Ekspresionline.com—Sebelum novel Kura-Kura Berjanggut terbit, Azhari Aiyub bukanlah nama asing di sastra Indonesia kontemporer. Namun berkat novel ini, namanya kembali diperbincangkan di panggung sastra Indonesia akhir-akhir ini. Tahun lalu, ia menyabet penghargaan kategori prosa Kusala Sastra Khatulistiwa.
Boleh dikata kalau Kura-Kura Berjanggut adalah adikarya Azhari. Novel ini memuat kisah Lamuri (Aceh) menjelang era imperialisme. Tak seperti citra Aceh kontemporer, Lamuri dalam novel Azhari adalah sebuah dunia yang penuh dengan bandit dan sangat kosmopolit. Ia novel tebal yang dipenuhi humor, mitos, dan hal aneh; agak berbeda dari karya Azhari sebelumnya, Perempuan Pala.

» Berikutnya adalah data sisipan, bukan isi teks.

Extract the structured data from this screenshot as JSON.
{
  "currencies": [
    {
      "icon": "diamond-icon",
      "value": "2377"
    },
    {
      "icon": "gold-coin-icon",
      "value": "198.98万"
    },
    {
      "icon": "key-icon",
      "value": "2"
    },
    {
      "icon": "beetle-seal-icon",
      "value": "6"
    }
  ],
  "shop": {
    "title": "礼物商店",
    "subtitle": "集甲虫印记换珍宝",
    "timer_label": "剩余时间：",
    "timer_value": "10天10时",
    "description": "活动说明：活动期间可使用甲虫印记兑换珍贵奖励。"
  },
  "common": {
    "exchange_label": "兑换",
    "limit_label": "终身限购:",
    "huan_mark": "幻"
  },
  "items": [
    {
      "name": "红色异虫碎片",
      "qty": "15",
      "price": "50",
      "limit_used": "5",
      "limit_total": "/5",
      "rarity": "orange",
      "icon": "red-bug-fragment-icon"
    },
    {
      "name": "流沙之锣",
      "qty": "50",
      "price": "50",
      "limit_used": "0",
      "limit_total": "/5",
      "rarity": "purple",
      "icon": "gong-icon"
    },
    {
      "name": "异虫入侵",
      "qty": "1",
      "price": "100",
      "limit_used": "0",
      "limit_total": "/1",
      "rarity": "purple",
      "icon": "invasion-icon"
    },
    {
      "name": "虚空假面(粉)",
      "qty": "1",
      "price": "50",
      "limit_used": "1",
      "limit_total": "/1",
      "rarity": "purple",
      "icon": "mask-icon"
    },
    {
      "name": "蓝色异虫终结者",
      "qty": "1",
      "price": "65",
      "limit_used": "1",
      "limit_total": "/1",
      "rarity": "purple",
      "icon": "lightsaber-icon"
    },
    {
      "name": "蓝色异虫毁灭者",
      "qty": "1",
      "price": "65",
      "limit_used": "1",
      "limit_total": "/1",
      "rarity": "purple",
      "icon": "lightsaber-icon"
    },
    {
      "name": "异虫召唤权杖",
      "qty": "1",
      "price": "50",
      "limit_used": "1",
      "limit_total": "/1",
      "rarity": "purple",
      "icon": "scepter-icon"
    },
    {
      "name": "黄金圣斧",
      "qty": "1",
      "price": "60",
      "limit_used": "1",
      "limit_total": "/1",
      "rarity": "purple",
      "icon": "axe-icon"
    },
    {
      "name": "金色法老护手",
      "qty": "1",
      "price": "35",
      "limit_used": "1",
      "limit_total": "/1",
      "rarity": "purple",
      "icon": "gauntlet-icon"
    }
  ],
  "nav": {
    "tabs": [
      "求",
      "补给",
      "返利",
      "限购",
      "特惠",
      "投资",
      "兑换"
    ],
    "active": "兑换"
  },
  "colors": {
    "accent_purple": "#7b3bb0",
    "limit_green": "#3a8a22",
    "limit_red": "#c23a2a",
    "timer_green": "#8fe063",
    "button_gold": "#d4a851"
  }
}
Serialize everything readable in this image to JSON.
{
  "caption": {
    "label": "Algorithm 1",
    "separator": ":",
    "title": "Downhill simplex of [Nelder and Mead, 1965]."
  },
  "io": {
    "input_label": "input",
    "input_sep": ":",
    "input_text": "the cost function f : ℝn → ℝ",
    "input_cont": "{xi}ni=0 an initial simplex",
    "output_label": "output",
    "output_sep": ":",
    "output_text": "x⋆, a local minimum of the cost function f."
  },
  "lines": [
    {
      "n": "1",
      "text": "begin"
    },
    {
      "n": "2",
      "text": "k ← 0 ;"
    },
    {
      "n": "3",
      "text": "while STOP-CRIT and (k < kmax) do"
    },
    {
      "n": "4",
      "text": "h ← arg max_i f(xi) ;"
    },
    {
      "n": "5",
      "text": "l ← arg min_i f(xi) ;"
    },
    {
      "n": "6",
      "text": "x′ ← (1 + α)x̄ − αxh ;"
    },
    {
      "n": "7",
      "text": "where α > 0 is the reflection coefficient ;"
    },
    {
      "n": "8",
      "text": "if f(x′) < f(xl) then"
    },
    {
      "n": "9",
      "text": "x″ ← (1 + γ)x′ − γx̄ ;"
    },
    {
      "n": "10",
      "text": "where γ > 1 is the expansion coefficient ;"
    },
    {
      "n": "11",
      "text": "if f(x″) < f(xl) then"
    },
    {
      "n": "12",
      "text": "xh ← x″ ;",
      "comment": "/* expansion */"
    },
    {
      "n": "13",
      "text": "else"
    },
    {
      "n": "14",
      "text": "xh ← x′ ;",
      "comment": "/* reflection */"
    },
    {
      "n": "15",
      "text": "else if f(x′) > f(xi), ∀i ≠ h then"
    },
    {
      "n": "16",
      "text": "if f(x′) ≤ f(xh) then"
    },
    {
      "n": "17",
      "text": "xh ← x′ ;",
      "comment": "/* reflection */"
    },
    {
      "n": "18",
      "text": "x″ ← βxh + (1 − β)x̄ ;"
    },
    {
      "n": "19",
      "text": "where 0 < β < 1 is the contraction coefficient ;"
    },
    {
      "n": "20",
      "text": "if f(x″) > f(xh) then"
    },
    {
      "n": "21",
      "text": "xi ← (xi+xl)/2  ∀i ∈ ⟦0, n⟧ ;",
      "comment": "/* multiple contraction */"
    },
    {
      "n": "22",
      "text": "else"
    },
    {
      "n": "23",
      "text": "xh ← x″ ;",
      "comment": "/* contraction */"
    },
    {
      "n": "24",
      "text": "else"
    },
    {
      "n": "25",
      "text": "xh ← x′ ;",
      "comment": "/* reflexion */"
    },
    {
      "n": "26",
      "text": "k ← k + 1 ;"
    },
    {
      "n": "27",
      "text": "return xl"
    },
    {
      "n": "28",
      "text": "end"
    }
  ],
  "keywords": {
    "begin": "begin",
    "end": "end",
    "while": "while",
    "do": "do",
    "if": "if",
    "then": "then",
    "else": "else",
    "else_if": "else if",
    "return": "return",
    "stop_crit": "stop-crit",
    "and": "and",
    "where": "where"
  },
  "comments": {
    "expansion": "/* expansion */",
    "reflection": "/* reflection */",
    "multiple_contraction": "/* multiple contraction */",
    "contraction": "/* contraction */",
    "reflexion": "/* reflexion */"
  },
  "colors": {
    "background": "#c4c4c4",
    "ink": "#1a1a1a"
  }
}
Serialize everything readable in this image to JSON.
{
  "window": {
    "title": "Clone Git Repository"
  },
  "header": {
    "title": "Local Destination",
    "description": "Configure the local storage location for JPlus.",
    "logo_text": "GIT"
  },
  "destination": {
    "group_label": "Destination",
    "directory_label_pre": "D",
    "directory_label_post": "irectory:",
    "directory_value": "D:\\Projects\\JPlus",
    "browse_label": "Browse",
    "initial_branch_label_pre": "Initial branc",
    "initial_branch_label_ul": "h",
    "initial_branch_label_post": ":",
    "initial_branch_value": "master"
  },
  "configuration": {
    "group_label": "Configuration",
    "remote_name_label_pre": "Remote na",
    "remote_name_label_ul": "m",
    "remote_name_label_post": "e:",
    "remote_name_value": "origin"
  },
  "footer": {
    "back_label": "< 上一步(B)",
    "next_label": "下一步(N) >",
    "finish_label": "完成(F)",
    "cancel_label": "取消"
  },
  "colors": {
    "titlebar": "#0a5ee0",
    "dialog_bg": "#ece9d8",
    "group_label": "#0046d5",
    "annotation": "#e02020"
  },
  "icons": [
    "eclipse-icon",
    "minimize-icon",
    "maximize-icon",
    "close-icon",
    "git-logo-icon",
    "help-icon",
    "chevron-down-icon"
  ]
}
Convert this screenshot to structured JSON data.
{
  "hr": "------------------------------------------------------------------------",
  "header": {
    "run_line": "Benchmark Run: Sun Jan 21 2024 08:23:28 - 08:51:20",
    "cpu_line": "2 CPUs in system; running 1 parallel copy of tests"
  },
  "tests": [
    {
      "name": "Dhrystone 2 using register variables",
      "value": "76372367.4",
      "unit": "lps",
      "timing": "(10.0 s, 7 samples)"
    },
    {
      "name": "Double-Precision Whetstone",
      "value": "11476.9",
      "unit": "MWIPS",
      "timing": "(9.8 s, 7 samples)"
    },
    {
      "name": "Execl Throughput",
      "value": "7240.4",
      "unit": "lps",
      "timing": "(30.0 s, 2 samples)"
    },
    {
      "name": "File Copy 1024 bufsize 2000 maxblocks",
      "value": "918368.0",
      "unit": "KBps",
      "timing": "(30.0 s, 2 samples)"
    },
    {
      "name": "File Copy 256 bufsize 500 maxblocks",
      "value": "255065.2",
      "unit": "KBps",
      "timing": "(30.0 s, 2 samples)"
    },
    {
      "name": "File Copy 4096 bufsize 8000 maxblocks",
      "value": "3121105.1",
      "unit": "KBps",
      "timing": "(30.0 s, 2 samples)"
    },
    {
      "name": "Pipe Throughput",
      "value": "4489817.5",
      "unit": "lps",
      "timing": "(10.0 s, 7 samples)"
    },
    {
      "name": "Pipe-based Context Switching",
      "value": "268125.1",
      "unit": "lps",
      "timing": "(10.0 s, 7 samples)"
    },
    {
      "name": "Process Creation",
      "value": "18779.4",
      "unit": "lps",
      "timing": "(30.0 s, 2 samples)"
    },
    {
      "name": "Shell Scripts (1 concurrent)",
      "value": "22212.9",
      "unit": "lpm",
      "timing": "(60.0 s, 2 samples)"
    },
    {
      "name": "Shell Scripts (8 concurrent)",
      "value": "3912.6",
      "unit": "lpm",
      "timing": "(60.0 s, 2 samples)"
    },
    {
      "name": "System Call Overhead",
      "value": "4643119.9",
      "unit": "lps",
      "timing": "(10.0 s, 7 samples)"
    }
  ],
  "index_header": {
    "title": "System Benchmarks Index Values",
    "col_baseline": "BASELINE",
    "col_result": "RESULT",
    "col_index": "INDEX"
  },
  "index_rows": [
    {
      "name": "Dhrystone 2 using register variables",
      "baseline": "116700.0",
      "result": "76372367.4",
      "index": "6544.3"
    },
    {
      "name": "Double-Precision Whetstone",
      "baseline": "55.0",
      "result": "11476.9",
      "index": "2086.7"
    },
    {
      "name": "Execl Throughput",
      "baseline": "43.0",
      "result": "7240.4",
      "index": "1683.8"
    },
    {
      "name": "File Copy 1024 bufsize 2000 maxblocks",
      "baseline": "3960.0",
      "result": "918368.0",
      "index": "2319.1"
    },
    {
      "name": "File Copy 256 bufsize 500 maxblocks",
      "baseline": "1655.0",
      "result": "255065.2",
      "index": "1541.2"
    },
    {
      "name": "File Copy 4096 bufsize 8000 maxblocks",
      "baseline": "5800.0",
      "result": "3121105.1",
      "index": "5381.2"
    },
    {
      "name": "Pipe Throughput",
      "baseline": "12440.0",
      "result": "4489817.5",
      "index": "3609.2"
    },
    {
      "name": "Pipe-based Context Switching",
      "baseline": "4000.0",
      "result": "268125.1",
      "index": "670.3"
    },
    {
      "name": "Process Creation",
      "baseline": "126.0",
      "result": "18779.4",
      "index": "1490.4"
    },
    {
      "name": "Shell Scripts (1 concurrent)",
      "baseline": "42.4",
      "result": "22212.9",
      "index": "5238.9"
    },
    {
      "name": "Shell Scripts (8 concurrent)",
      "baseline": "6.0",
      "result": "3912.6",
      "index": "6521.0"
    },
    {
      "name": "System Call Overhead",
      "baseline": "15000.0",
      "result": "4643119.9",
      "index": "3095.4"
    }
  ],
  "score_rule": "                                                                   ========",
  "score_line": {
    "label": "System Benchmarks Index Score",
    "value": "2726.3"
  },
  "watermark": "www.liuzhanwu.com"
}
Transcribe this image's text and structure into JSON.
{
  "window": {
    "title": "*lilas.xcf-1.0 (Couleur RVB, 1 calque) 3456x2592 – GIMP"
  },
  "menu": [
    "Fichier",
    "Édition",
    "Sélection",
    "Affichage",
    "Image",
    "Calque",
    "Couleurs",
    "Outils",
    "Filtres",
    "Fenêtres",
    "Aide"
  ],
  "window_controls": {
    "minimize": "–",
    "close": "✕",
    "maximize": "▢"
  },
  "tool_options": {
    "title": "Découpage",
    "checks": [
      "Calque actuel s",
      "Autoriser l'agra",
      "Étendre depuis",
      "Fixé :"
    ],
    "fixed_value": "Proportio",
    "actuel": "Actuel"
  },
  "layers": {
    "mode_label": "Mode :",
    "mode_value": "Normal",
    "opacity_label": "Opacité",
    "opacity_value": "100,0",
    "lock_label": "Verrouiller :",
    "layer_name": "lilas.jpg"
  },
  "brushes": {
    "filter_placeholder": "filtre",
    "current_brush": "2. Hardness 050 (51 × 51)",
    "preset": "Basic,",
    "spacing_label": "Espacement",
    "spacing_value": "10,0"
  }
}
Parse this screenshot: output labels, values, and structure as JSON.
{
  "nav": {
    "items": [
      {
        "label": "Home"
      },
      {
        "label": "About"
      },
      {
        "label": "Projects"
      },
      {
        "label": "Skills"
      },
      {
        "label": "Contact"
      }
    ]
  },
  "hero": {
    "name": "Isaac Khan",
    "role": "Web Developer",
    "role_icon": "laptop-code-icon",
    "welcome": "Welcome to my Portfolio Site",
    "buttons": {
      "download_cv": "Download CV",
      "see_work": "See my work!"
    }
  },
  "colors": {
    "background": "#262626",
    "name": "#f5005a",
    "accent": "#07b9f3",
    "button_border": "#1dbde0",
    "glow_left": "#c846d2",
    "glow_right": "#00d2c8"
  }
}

Di Perempuan Pala, Azhari sebagai pengarang muda menceritakan Aceh modern dari gejolak emosi tokoh-tokohnya. Cerita Azhari berkisar pada penghilangan paksa, penyiksaan, dan pembunuhan yang marak selama operasi militer di Aceh. Pengalaman-pengalaman muram itu mewarnai corak kisah-kisahnya. Dan Kura-Kura Berjanggut, pada satu sisi, adalah upayanya untuk menepi dari “kesakitan” Aceh pada masa itu.
Di sisi lain, Azhari mengaku sangat ingin menuliskan Aceh yang sekarang. “Saya punya obsesi, suatu hari nanti saya akan kembali ke sini [Aceh modern],” katanya dalam wawancara dengan kami.
Reporter EKSPRESI, Ikhsan Abdul Hakim dan Rizal Amril menemui Azhari setelah mengisi sesi diskusi bertajuk “Saya, Kura-Kura Berjanggut, dan Sejarah Aceh” di Kampung Buku Jogja, Selasa (3/9/2019) lalu. Salah satu penggagas Museum Hak Asasi Manusia Aceh ini membagi pendapatnya perihal sejarah, mitos, dan penerapan syariat Islam. Ia juga bercerita tentang riwayat kepengarangannya dan bagaimana kebengisan militer di Aceh modern mempengaruhi hidupnya.
Saya pernah baca tulisan soal jejak kepengarangan anda. Di tulisan itu, ada seorang penyair Aceh yang sangat berkesan bagi anda. Nah, selain penyair Aceh itu, tokoh atau karya sastra apa yang membentuk kepengarangan anda saat ini?
Saya kan sebenarnya terlambat bertemu dengan sastra Aceh. Waktu kecil, saya nyaris tidak bertemu dengan sastra Aceh—dalam bentuk tertulisnya, ya. Saya tidak bertemu sastra Aceh yang ditulis dari masa lalu, seperti Teungku Chik Geulima yang nulis Si Ujud. Kan saya terpengaruh oleh dia, bagaimana dia menggambarkan Si Ujud dalam Hikayat Malem Dagang. Saya juga baru dengar Hikayat Prang Sabi itu belakangan, waktu demo-demo menjatuhkan kediktatoran [Soeharto], saya baru bertemu dengan hikayat-hikayat itu.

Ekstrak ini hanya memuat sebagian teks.